Since the camera is so good at capturing everything that plays across your face and body, you don't have to learn the precise control it takes to display an emotion that can be read from the third balcony and still look good to the people in the orchestra.
I don't want to act, but my God, would I love to do this training.
Or doesn't draw focus,
Absolutely. And, if you're working with a poopiehead actor who does this on purpose, hopefully your director will help with that.
I don't want to act, but my God, would I love to do this training.
Take a stage movement class.
This distinction between stage acting and movie acting is interesting. I remember when I was a kid -- or, I guess probably 14-15 -- I saw a talk show where, on a lark, some soap actor stood up and pulled a stranger out of the audience ad did an improv scene with this person. The cameras played along, and then he sat down and went through the footage with the host and explained everything he'd done as he did it. And as he was going along, saying, "I approached her right then to make it more intense, but also to make her back up because she was casting a shadow where she was standing," I realized that I did not have enough active brain cells at any given moment to do that.
I just can't fire that many cylinders at once, you know?
(Soap actors, for the record, don't tend to get retakes or retouching, but do get closeups, so they're sort of a weird hybrid of stage acting and movie acting.)
Soap actors, for the record, don't tend to get retakes or retouching, but do get closeups, so they're sort of a weird hybrid of stage acting and movie acting.
Which probably explains SMG's described gift for finding the light.
This is an interestong discussion. For me, I can usually feel the difference between A and B, but it's sometimes hard for me to get the in-between stuff Betsy was talking about. And there are some things that are just hard for me, full stop -- in yoga, I have a terrible time telling if my back is arched enough.
Matt Damon looked like a truly pathetic overactor in Mystic Pizza, but really it was just the first time he was in a movie, and he didn't get it yet.
I realized that I did not have enough active brain cells at any given moment to do that.
Yip.
That's what I am taking out of watching Farscape, is that you need to not only say the words with emotion, you need to move in such a way that the bits of plastic around you are imbued with emotion.
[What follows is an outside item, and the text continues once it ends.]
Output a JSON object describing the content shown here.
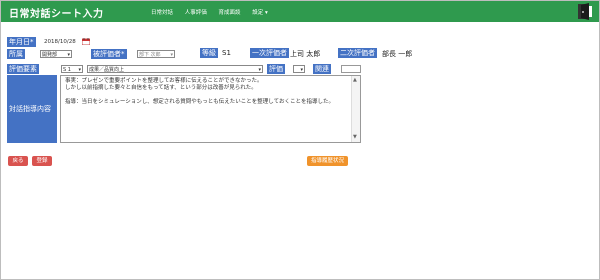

That's what fascinates me -- not the playing pretend (which I love), but the amount of intellectual work that has to power the playing pretend in order for it to work.
Like, when I sit down and write, I'm not (mostly) thinking about technique, because there are years of thinking about technique behind me. But the technique is there, and if I stop and think about it, I know why I'm doing what I'm doing.
Which probably explains SMG's described gift for finding the light.
t techie
Hell, I know a lot of stage actors who still can't find their goddamned light, even when it's a spot. It's beyond me. You're in the light, everything is brighter. You're out of the light, everything is dark.
t /techie
You're in the light, everything is brighter. You're out of the light, everything is dark.
They're not looking at stuff? Everything seems bright enough when they're not in the light, and they only process changes, NSM absolutes (that's me and music, for instance)?